1:35 AM. John Vito and Jill. We certainly do have a lot of these teams where the guy is big and tall and the girl is shrimpy. She's little enough to fit in John Vito's pocket, I think. Jill voices over that the two of them have decided that the race will test them, but will likely only make them stronger. Of course, everyone thinks that at first, before the screaming and the fighting and the throwing up out the open car door. They agree to caravan with Michael and Kathy, and Jill says, "If you think we're going the wrong way, beep us. Or flash us!" Beep us? Flash us? Now we're getting somewhere!
2:16 AM. Heather and Eve. Eve is doing some kind of twisted flower child thing today. Nice headband, there, Moonbeam, but Woodstock is thataway. The editors feel obligated to again play tape of them explaining that they just graduated from Harvard Law, because they know you probably still don't believe it. They leave. But they don't go far enough for me.
Aaron and Arianne are still following Zach and Flo. Zach realizes that the Kathy/Michael/PocketVito group has caught up to them. Michael comments that they have made up a half-hour, dawg, which is a tribute to his mad driving skillz. I wish I were joking. Fortunately, he laughs a little after he says this, which helps a little. Jill is just happy that the entire MeHugeYouTiny alliance has coalesced into a single whole.
Ken and Gerard, meanwhile, have found their bald, round way to the pyramid. It doesn't open until 7:00 AM, so they're in for a little bit of a wait. I hope they enjoyed their lead.
3:29 AM. Dennis and Andrew. Dennis describes the trip as "a father's dream," and says that he and Andrew will be "talking about this when [he's] ninety."

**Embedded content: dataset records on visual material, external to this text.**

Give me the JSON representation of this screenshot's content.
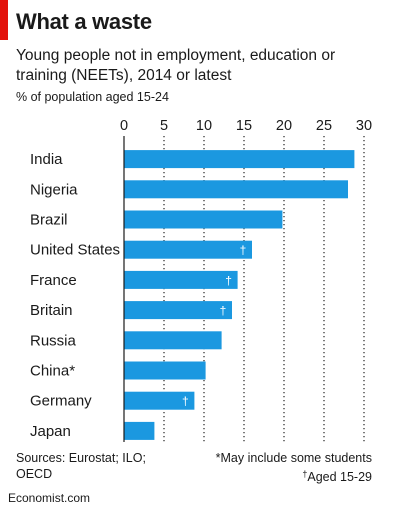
{
  "colors": {
    "accent": "#e3120b",
    "bar": "#1b98e0",
    "dagger": "#ffffff",
    "grid": "#333333"
  },
  "header": {
    "title": "What a waste",
    "subtitle": "Young people not in employment, education or training (NEETs), 2014 or latest",
    "units": "% of population aged 15-24"
  },
  "footer": {
    "sources": "Sources: Eurostat; ILO; OECD",
    "note_1": "*May include some students",
    "note_2_mark": "†",
    "note_2": "Aged 15-29",
    "brand": "Economist.com"
  },
  "chart_data": {
    "type": "bar",
    "orientation": "horizontal",
    "categories": [
      "India",
      "Nigeria",
      "Brazil",
      "United States",
      "France",
      "Britain",
      "Russia",
      "China*",
      "Germany",
      "Japan"
    ],
    "values": [
      28.8,
      28.0,
      19.8,
      16.0,
      14.2,
      13.5,
      12.2,
      10.2,
      8.8,
      3.8
    ],
    "marks": [
      "",
      "",
      "",
      "†",
      "†",
      "†",
      "",
      "",
      "†",
      ""
    ],
    "xlim": [
      0,
      30
    ],
    "ticks": [
      "0",
      "5",
      "10",
      "15",
      "20",
      "25",
      "30"
    ],
    "tick_values": [
      0,
      5,
      10,
      15,
      20,
      25,
      30
    ],
    "grid": "vertical dotted"
  }
}
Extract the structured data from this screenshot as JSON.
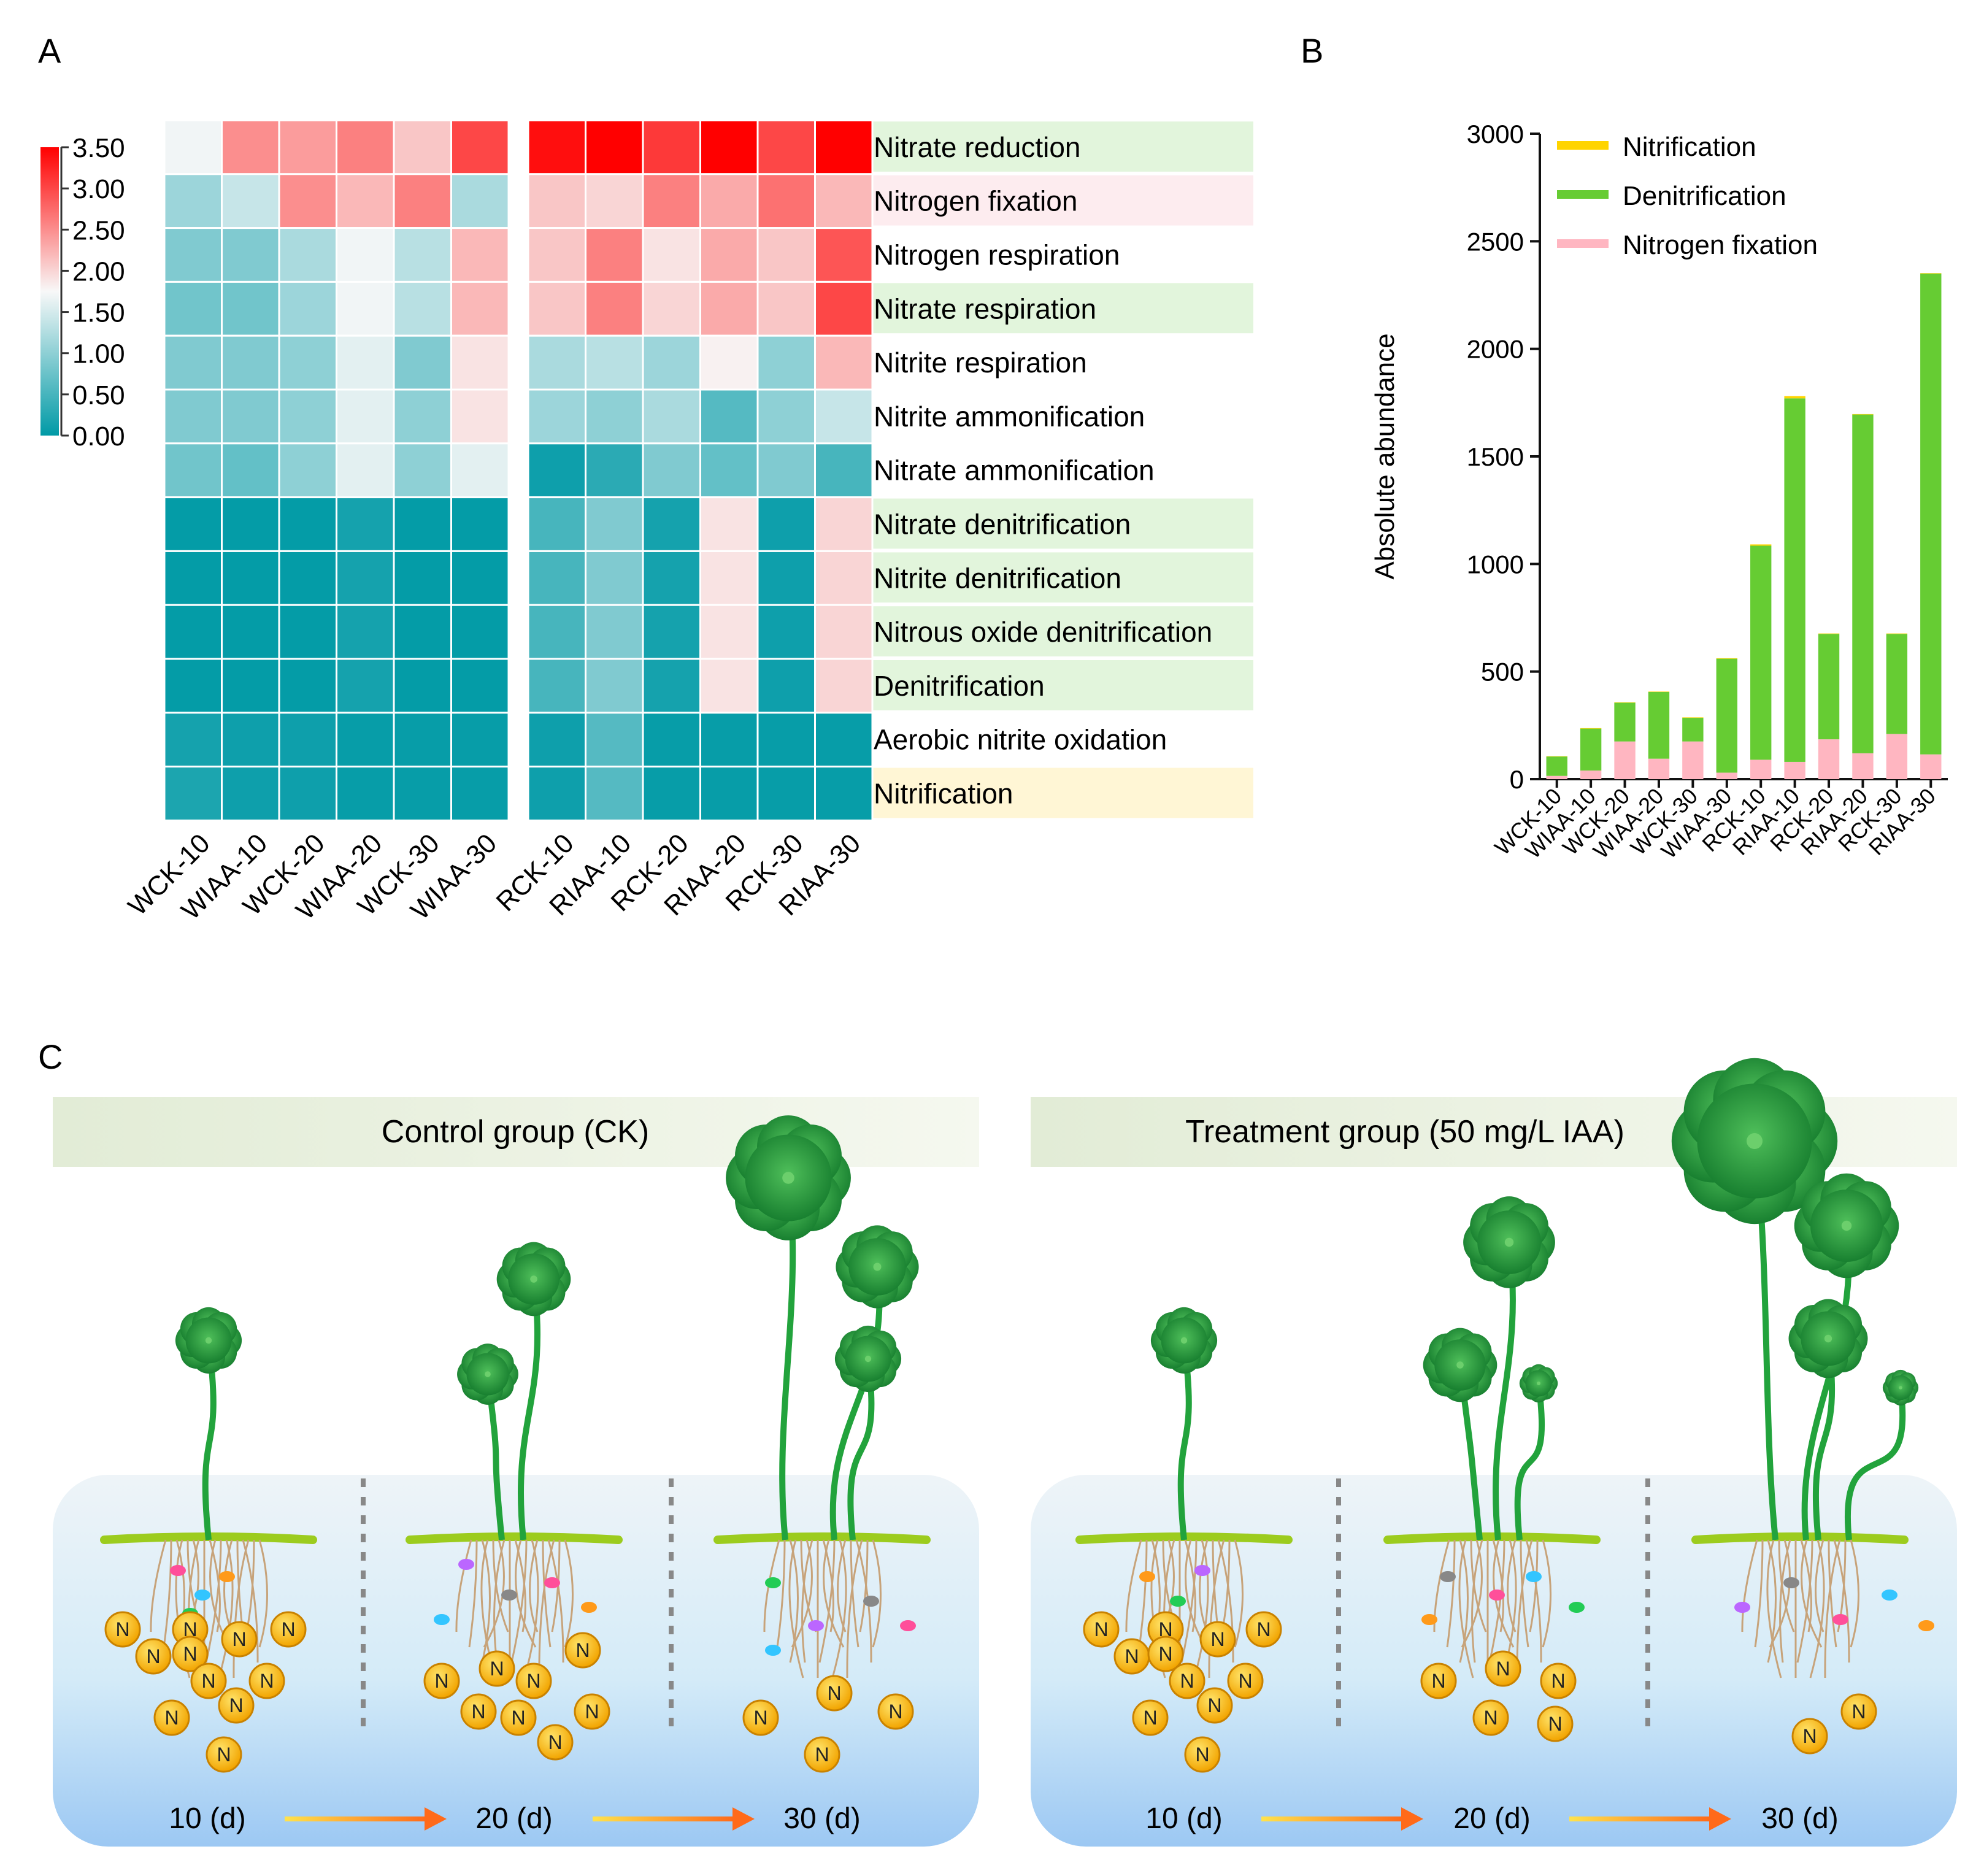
{
  "panels": {
    "a": "A",
    "b": "B",
    "c": "C"
  },
  "legend_ticks": [
    "3.50",
    "3.00",
    "2.50",
    "2.00",
    "1.50",
    "1.00",
    "0.50",
    "0.00"
  ],
  "colors": {
    "high": "#ff0000",
    "mid": "#f8f8f8",
    "low": "#009aa6",
    "nitrification": "#ffd400",
    "denitrification": "#66cc33",
    "nitrogen_fixation": "#ffb6c1",
    "row_green": "#e2f5dc",
    "row_pink": "#fdecef",
    "row_yellow": "#fff6d5"
  },
  "chart_data": [
    {
      "type": "heatmap",
      "title": "",
      "columns": [
        "WCK-10",
        "WIAA-10",
        "WCK-20",
        "WIAA-20",
        "WCK-30",
        "WIAA-30",
        "RCK-10",
        "RIAA-10",
        "RCK-20",
        "RIAA-20",
        "RCK-30",
        "RIAA-30"
      ],
      "rows": [
        "Nitrate reduction",
        "Nitrogen fixation",
        "Nitrogen respiration",
        "Nitrate respiration",
        "Nitrite respiration",
        "Nitrite ammonification",
        "Nitrate ammonification",
        "Nitrate denitrification",
        "Nitrite denitrification",
        "Nitrous oxide denitrification",
        "Denitrification",
        "Aerobic nitrite oxidation",
        "Nitrification"
      ],
      "row_highlight": [
        "green",
        "pink",
        "none",
        "green",
        "none",
        "none",
        "none",
        "green",
        "green",
        "green",
        "green",
        "none",
        "yellow"
      ],
      "scale": [
        0,
        3.5
      ],
      "values": [
        [
          1.7,
          2.5,
          2.4,
          2.6,
          2.1,
          3.0,
          3.4,
          3.5,
          3.1,
          3.5,
          3.0,
          3.5
        ],
        [
          1.1,
          1.4,
          2.5,
          2.2,
          2.6,
          1.2,
          2.1,
          2.0,
          2.6,
          2.3,
          2.7,
          2.2
        ],
        [
          0.9,
          0.9,
          1.2,
          1.7,
          1.3,
          2.2,
          2.1,
          2.6,
          1.9,
          2.3,
          2.1,
          2.9
        ],
        [
          0.8,
          0.8,
          1.1,
          1.7,
          1.3,
          2.2,
          2.1,
          2.6,
          2.0,
          2.3,
          2.1,
          3.0
        ],
        [
          0.9,
          0.9,
          1.0,
          1.6,
          0.9,
          1.9,
          1.2,
          1.3,
          1.1,
          1.8,
          1.0,
          2.2
        ],
        [
          0.9,
          0.9,
          1.0,
          1.6,
          1.0,
          1.9,
          1.1,
          1.0,
          1.2,
          0.6,
          1.0,
          1.4
        ],
        [
          0.8,
          0.7,
          1.0,
          1.6,
          1.0,
          1.6,
          0.1,
          0.3,
          0.9,
          0.7,
          0.9,
          0.5
        ],
        [
          0.03,
          0.03,
          0.03,
          0.15,
          0.03,
          0.03,
          0.5,
          0.9,
          0.15,
          1.9,
          0.1,
          2.0
        ],
        [
          0.03,
          0.03,
          0.03,
          0.15,
          0.03,
          0.03,
          0.5,
          0.9,
          0.15,
          1.9,
          0.1,
          2.0
        ],
        [
          0.03,
          0.03,
          0.03,
          0.15,
          0.03,
          0.03,
          0.5,
          0.9,
          0.15,
          1.9,
          0.1,
          2.0
        ],
        [
          0.03,
          0.03,
          0.03,
          0.15,
          0.03,
          0.03,
          0.5,
          0.9,
          0.15,
          1.9,
          0.1,
          2.0
        ],
        [
          0.15,
          0.1,
          0.1,
          0.05,
          0.05,
          0.05,
          0.1,
          0.6,
          0.05,
          0.05,
          0.05,
          0.05
        ],
        [
          0.2,
          0.1,
          0.1,
          0.05,
          0.05,
          0.05,
          0.1,
          0.6,
          0.05,
          0.05,
          0.05,
          0.05
        ]
      ]
    },
    {
      "type": "bar",
      "stacked": true,
      "title": "",
      "xlabel": "",
      "ylabel": "Absolute abundance",
      "ylim": [
        0,
        3000
      ],
      "yticks": [
        0,
        500,
        1000,
        1500,
        2000,
        2500,
        3000
      ],
      "categories": [
        "WCK-10",
        "WIAA-10",
        "WCK-20",
        "WIAA-20",
        "WCK-30",
        "WIAA-30",
        "RCK-10",
        "RIAA-10",
        "RCK-20",
        "RIAA-20",
        "RCK-30",
        "RIAA-30"
      ],
      "series": [
        {
          "name": "Nitrogen fixation",
          "values": [
            15,
            40,
            175,
            95,
            175,
            30,
            90,
            80,
            185,
            120,
            210,
            115
          ]
        },
        {
          "name": "Denitrification",
          "values": [
            90,
            195,
            180,
            310,
            110,
            530,
            995,
            1690,
            490,
            1575,
            465,
            2235
          ]
        },
        {
          "name": "Nitrification",
          "values": [
            2,
            2,
            2,
            2,
            2,
            2,
            6,
            10,
            2,
            2,
            2,
            2
          ]
        }
      ],
      "legend": [
        "Nitrification",
        "Denitrification",
        "Nitrogen fixation"
      ],
      "legend_position": "top-left"
    }
  ],
  "diagram": {
    "control_title": "Control group (CK)",
    "treatment_title": "Treatment group (50 mg/L IAA)",
    "days": [
      "10 (d)",
      "20 (d)",
      "30 (d)"
    ],
    "nutrient_label": "N"
  }
}
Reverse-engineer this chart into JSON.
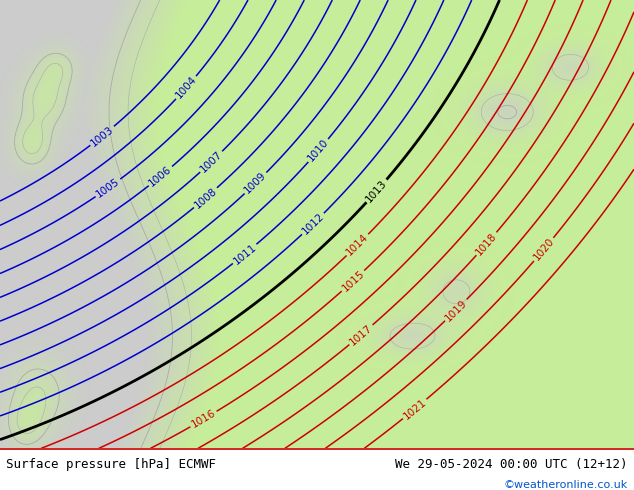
{
  "title_left": "Surface pressure [hPa] ECMWF",
  "title_right": "We 29-05-2024 00:00 UTC (12+12)",
  "credit": "©weatheronline.co.uk",
  "sea_color": [
    0.8,
    0.8,
    0.8
  ],
  "land_color": [
    0.78,
    0.93,
    0.6
  ],
  "blue_contour_color": "#0000cc",
  "red_contour_color": "#cc0000",
  "black_contour_color": "#000000",
  "gray_contour_color": "#999999",
  "bottom_bar_color": "#ffffff",
  "credit_color": "#0055cc",
  "blue_levels": [
    1003,
    1004,
    1005,
    1006,
    1007,
    1008,
    1009,
    1010,
    1011,
    1012
  ],
  "black_levels": [
    1013
  ],
  "red_levels": [
    1014,
    1015,
    1016,
    1017,
    1018,
    1019,
    1020,
    1021
  ],
  "figsize": [
    6.34,
    4.9
  ],
  "dpi": 100
}
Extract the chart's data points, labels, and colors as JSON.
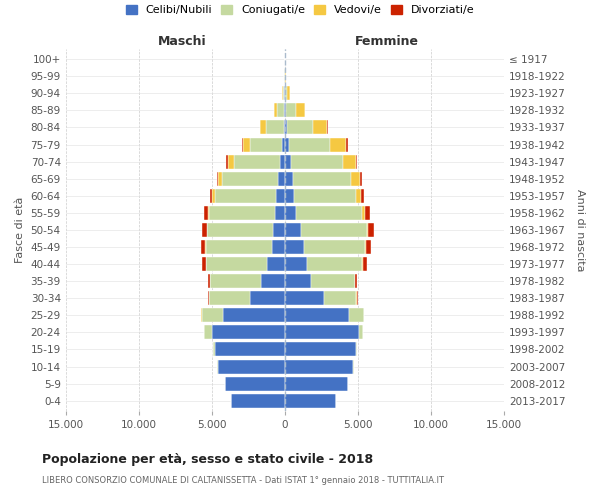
{
  "age_groups": [
    "0-4",
    "5-9",
    "10-14",
    "15-19",
    "20-24",
    "25-29",
    "30-34",
    "35-39",
    "40-44",
    "45-49",
    "50-54",
    "55-59",
    "60-64",
    "65-69",
    "70-74",
    "75-79",
    "80-84",
    "85-89",
    "90-94",
    "95-99",
    "100+"
  ],
  "birth_years": [
    "2013-2017",
    "2008-2012",
    "2003-2007",
    "1998-2002",
    "1993-1997",
    "1988-1992",
    "1983-1987",
    "1978-1982",
    "1973-1977",
    "1968-1972",
    "1963-1967",
    "1958-1962",
    "1953-1957",
    "1948-1952",
    "1943-1947",
    "1938-1942",
    "1933-1937",
    "1928-1932",
    "1923-1927",
    "1918-1922",
    "≤ 1917"
  ],
  "maschi": {
    "celibe": [
      3700,
      4100,
      4600,
      4800,
      5000,
      4200,
      2400,
      1600,
      1200,
      900,
      800,
      700,
      600,
      500,
      300,
      200,
      80,
      60,
      30,
      10,
      5
    ],
    "coniugato": [
      2,
      5,
      20,
      100,
      500,
      1500,
      2800,
      3500,
      4200,
      4500,
      4500,
      4500,
      4200,
      3800,
      3200,
      2200,
      1200,
      500,
      100,
      15,
      5
    ],
    "vedovo": [
      0,
      0,
      0,
      1,
      2,
      3,
      5,
      10,
      20,
      30,
      50,
      80,
      150,
      250,
      400,
      450,
      400,
      200,
      60,
      10,
      2
    ],
    "divorziato": [
      0,
      1,
      2,
      5,
      10,
      30,
      80,
      150,
      250,
      300,
      350,
      250,
      200,
      120,
      120,
      80,
      30,
      10,
      5,
      2,
      0
    ]
  },
  "femmine": {
    "nubile": [
      3500,
      4300,
      4700,
      4900,
      5100,
      4400,
      2700,
      1800,
      1500,
      1300,
      1100,
      800,
      650,
      550,
      450,
      300,
      120,
      60,
      30,
      15,
      5
    ],
    "coniugata": [
      1,
      3,
      10,
      50,
      250,
      1000,
      2200,
      3000,
      3800,
      4200,
      4500,
      4500,
      4200,
      4000,
      3500,
      2800,
      1800,
      700,
      150,
      20,
      5
    ],
    "vedova": [
      0,
      0,
      1,
      2,
      3,
      5,
      8,
      15,
      30,
      60,
      120,
      200,
      350,
      600,
      900,
      1100,
      1000,
      600,
      200,
      30,
      5
    ],
    "divorziata": [
      0,
      1,
      2,
      5,
      15,
      40,
      80,
      150,
      280,
      350,
      400,
      300,
      200,
      150,
      120,
      100,
      40,
      15,
      5,
      2,
      0
    ]
  },
  "colors": {
    "celibe": "#4472c4",
    "coniugato": "#c5d9a0",
    "vedovo": "#f5c842",
    "divorziato": "#cc2200"
  },
  "xlim": 15000,
  "title": "Popolazione per età, sesso e stato civile - 2018",
  "subtitle": "LIBERO CONSORZIO COMUNALE DI CALTANISSETTA - Dati ISTAT 1° gennaio 2018 - TUTTITALIA.IT",
  "xlabel_left": "Maschi",
  "xlabel_right": "Femmine",
  "ylabel_left": "Fasce di età",
  "ylabel_right": "Anni di nascita",
  "legend_labels": [
    "Celibi/Nubili",
    "Coniugati/e",
    "Vedovi/e",
    "Divorziati/e"
  ],
  "tick_positions": [
    -15000,
    -10000,
    -5000,
    0,
    5000,
    10000,
    15000
  ],
  "tick_labels": [
    "15.000",
    "10.000",
    "5.000",
    "0",
    "5.000",
    "10.000",
    "15.000"
  ],
  "background_color": "#ffffff",
  "grid_color": "#cccccc"
}
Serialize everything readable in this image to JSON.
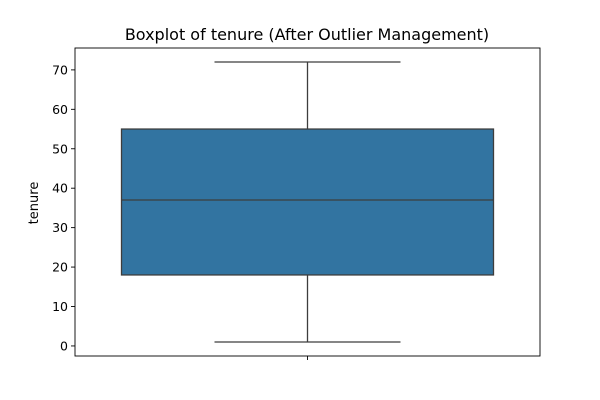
{
  "chart_data": {
    "type": "boxplot",
    "title": "Boxplot of tenure (After Outlier Management)",
    "xlabel": "",
    "ylabel": "tenure",
    "ylim": [
      -2.55,
      75.55
    ],
    "yticks": [
      0,
      10,
      20,
      30,
      40,
      50,
      60,
      70
    ],
    "grid": false,
    "legend": "none",
    "series": [
      {
        "min": 1,
        "q1": 18,
        "median": 37,
        "q3": 55,
        "max": 72,
        "color": "#3274a1",
        "edge_color": "#3d3d3d"
      }
    ]
  }
}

3:33 AM. Teri and Ian. She announces as they drive off that their goal is to make it clear that there's nothing wrong with being fifty-ish. Of course, there is something wrong with being bossy, rude, and annoying, but there's going to be plenty of time, not to mention opportunity, for us to talk about that. There is also something deeply wrong with that hat Ian is wearing, but I'm trying to lay off the hats this year, lest it become as old, used-up, dried-out, overdone, and hoary as the Rally Monkey. Suffice it to say that when someone on the forums pointed out that it looked like it came from the French Foreign Legion Surplus Store (heh), I realized that that's where I've seen it -- in those Pepe Le Pew cartoons where he escapes his lovelorn ennui by giving his life to serve. Anyway, Teri loudly congratulates herself for finding the entire city they're going to on the map. Yeah, good one, Meriwether.